Nous encourageons les communicant(e)s à réfléchir sur le rapport entre la comparaison en ethnographie et la formation des arguments théoriques. Pour ce faire, il nous semble essentiel de traiter de la question des choix de terrains d’enquête. Selon quels critères les différents terrains ont-ils été sélectionnés? Qu’est-il attendu du contrôle des attributs des différents terrains et comment cela participe-t-il de la théorisation? A-t-il pour finalité, par exemple, de faciliter la montée en généralité ou la formulation des explications causales? Si la considération de ces critères révèle l’existence d’un ensemble d’hypothèses formulées a priori de l’enquête, quels en sont les répercussions sur l’approche inductive habituellement adoptée par les ethnographes? Nous pourrons ainsi discuter en quoi la comparaison a-t-elle été révélatrice et indispensable dans la démarche analytique.

De plus, l’enquête ethnographique constitue une expérience sociale singulière du chercheur puisqu’elle implique un rapport subjectif au terrain et aux enquêtés, inscrit dans une écologie limitée dans le temps et l’espace. La comparaison dramatise d’autant plus ces questionnements quelle nécessite la mobilité du chercheur. En effet, cela l’amène à aborder ses terrains à des moments différents pour chacun d’entre eux, et à différentes étapes de conceptualisation de l’objet. Comment évaluer alors les influences de cette expérience située sur la pratique empirico-analytique?

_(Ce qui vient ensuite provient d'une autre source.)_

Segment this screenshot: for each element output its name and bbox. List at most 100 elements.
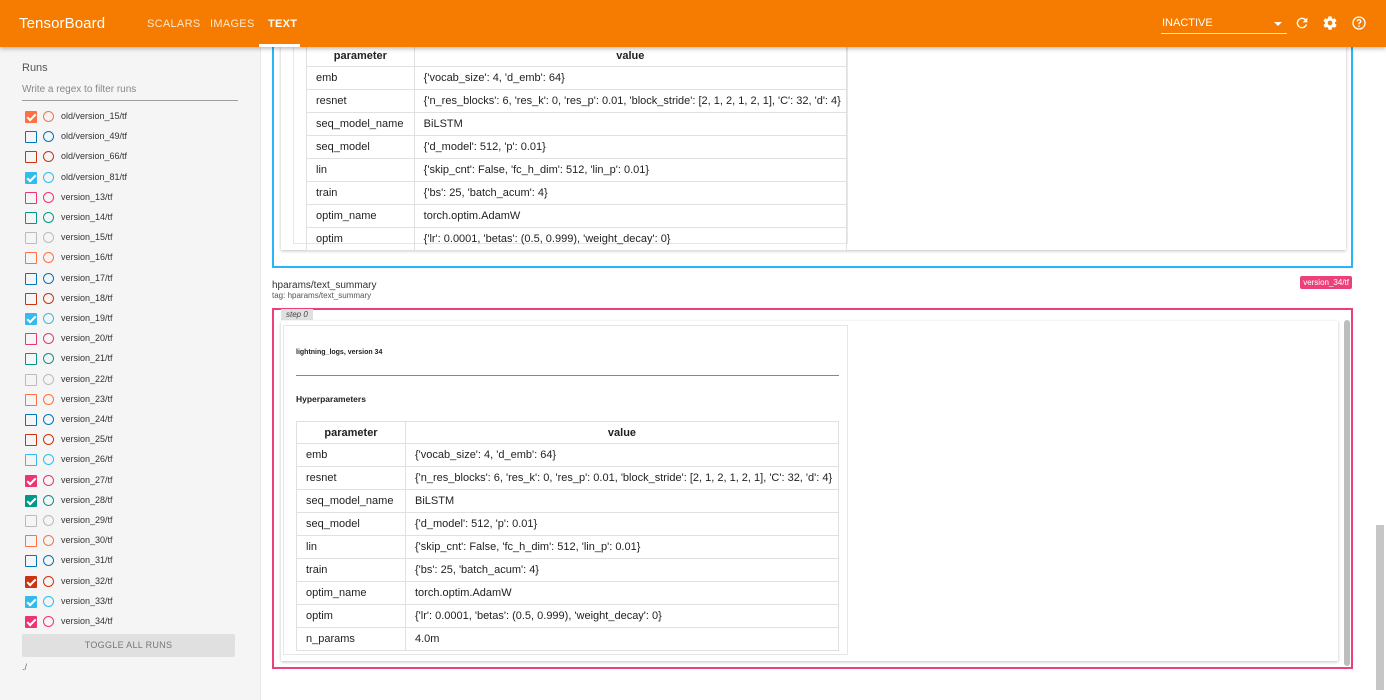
run-radio[interactable] xyxy=(43,212,54,223)
param-value: BiLSTM xyxy=(405,489,839,513)
run-checkbox[interactable] xyxy=(25,292,37,305)
run-label: version_27/tf xyxy=(61,474,113,485)
dropdown-value: INACTIVE xyxy=(1162,17,1213,29)
top-app-bar: TensorBoard SCALARS IMAGES TEXT INACTIVE xyxy=(0,0,1386,47)
run-radio[interactable] xyxy=(43,151,54,163)
run-checkbox[interactable] xyxy=(25,272,37,285)
runs-title: Runs xyxy=(22,62,48,74)
run-radio[interactable] xyxy=(43,333,54,345)
run-checkbox[interactable] xyxy=(25,191,37,204)
run-checkbox[interactable] xyxy=(25,131,37,144)
run-label: version_16/tf xyxy=(61,252,113,263)
refresh-icon[interactable] xyxy=(1294,15,1310,31)
run-checkbox[interactable] xyxy=(25,454,37,467)
tab-images[interactable]: IMAGES xyxy=(210,18,255,30)
hyperparameter-table: parameter value emb {'vocab_size': 4, 'd_… xyxy=(306,44,848,251)
run-radio[interactable] xyxy=(43,414,54,425)
run-radio[interactable] xyxy=(43,535,54,547)
run-checkbox[interactable] xyxy=(25,151,37,164)
table-row: optim_name torch.optim.AdamW xyxy=(306,204,848,228)
run-radio[interactable] xyxy=(43,272,54,284)
run-radio[interactable] xyxy=(43,191,54,203)
card-scrollbar[interactable] xyxy=(1344,320,1350,666)
tab-text[interactable]: TEXT xyxy=(268,18,297,30)
run-checkbox[interactable] xyxy=(25,595,37,608)
divider xyxy=(296,375,839,376)
run-checkbox[interactable] xyxy=(25,111,37,123)
markdown-document: lightning_logs, version 34 Hyperparamete… xyxy=(283,325,848,655)
run-checkbox[interactable] xyxy=(25,393,37,406)
run-radio[interactable] xyxy=(43,393,54,405)
param-value: {'vocab_size': 4, 'd_emb': 64} xyxy=(405,443,839,467)
run-radio[interactable] xyxy=(43,232,54,244)
run-label: old/version_81/tf xyxy=(61,171,128,182)
run-label: version_31/tf xyxy=(61,555,113,566)
run-checkbox[interactable] xyxy=(25,333,37,346)
hyperparameters-heading: Hyperparameters xyxy=(296,394,366,404)
run-checkbox[interactable] xyxy=(25,494,37,507)
run-checkbox[interactable] xyxy=(25,252,37,265)
table-row: emb {'vocab_size': 4, 'd_emb': 64} xyxy=(296,443,839,467)
param-value: {'lr': 0.0001, 'betas': (0.5, 0.999), 'w… xyxy=(405,604,839,628)
run-checkbox[interactable] xyxy=(25,515,37,527)
run-radio[interactable] xyxy=(43,616,54,627)
run-checkbox[interactable] xyxy=(25,474,37,487)
help-icon[interactable] xyxy=(1351,15,1367,31)
param-name: optim xyxy=(296,604,406,628)
run-checkbox[interactable] xyxy=(25,575,37,588)
run-radio[interactable] xyxy=(43,252,54,264)
run-checkbox[interactable] xyxy=(25,414,37,426)
run-radio[interactable] xyxy=(43,131,54,143)
settings-icon[interactable] xyxy=(1322,15,1338,31)
run-label: version_29/tf xyxy=(61,515,113,525)
run-checkbox[interactable] xyxy=(25,555,37,568)
run-radio[interactable] xyxy=(43,454,54,466)
run-radio[interactable] xyxy=(43,474,54,486)
run-radio[interactable] xyxy=(43,575,54,587)
run-radio[interactable] xyxy=(43,353,54,365)
page-scrollbar[interactable] xyxy=(1376,525,1384,690)
table-row: emb {'vocab_size': 4, 'd_emb': 64} xyxy=(306,66,848,90)
run-label: version_21/tf xyxy=(61,353,113,364)
hyperparameter-table: parameter value emb {'vocab_size': 4, 'd_… xyxy=(296,421,839,651)
run-checkbox[interactable] xyxy=(25,212,37,224)
run-checkbox[interactable] xyxy=(25,616,37,628)
run-checkbox[interactable] xyxy=(25,535,37,548)
run-checkbox[interactable] xyxy=(25,373,37,386)
toggle-all-runs-button[interactable]: TOGGLE ALL RUNS xyxy=(22,634,235,657)
param-value: {'skip_cnt': False, 'fc_h_dim': 512, 'li… xyxy=(405,535,839,559)
run-label: version_30/tf xyxy=(61,535,113,546)
param-value: {'d_model': 512, 'p': 0.01} xyxy=(405,512,839,536)
run-radio[interactable] xyxy=(43,555,54,567)
run-checkbox[interactable] xyxy=(25,313,37,325)
param-value: {'lr': 0.0001, 'betas': (0.5, 0.999), 'w… xyxy=(413,227,848,251)
param-value: {'bs': 25, 'batch_acum': 4} xyxy=(405,558,839,582)
param-name: emb xyxy=(296,443,406,467)
run-radio[interactable] xyxy=(43,515,54,526)
param-value: {'skip_cnt': False, 'fc_h_dim': 512, 'li… xyxy=(413,158,848,182)
run-radio[interactable] xyxy=(43,373,54,385)
run-checkbox[interactable] xyxy=(25,353,37,366)
column-header-parameter: parameter xyxy=(306,44,415,67)
tab-scalars[interactable]: SCALARS xyxy=(147,18,200,30)
run-radio[interactable] xyxy=(43,171,54,183)
table-header-row: parameter value xyxy=(306,44,848,67)
run-radio[interactable] xyxy=(43,313,54,324)
run-radio[interactable] xyxy=(43,595,54,607)
param-name: optim_name xyxy=(306,204,415,228)
param-name: seq_model xyxy=(296,512,406,536)
run-checkbox[interactable] xyxy=(25,171,37,184)
table-row: lin {'skip_cnt': False, 'fc_h_dim': 512, … xyxy=(296,535,839,559)
inactive-plugins-dropdown[interactable]: INACTIVE xyxy=(1161,16,1287,34)
run-radio[interactable] xyxy=(43,434,54,446)
run-filter-input[interactable]: Write a regex to filter runs xyxy=(22,84,238,101)
param-name: emb xyxy=(306,66,415,90)
param-name: optim xyxy=(306,227,415,251)
run-checkbox[interactable] xyxy=(25,232,37,245)
chevron-down-icon xyxy=(1274,22,1282,26)
run-checkbox[interactable] xyxy=(25,434,37,447)
run-radio[interactable] xyxy=(43,292,54,304)
run-radio[interactable] xyxy=(43,111,54,122)
run-label: old/version_15/tf xyxy=(61,111,128,121)
run-radio[interactable] xyxy=(43,494,54,506)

Dans cette perspective, il sera également possible de proposer une communication à plusieurs auteur(e)s. Nous pourrons ouvrir la discussion sur la comparaison de plusieurs observations ethnographiques menées, simultanément ou en différé, sur un même terrain.

Les propositions sont à transmettre à : Linda HAAPAJÄRVI (linda.haapajarvi@ehess.fr) et Marion INK (marion.ink@ehess.fr)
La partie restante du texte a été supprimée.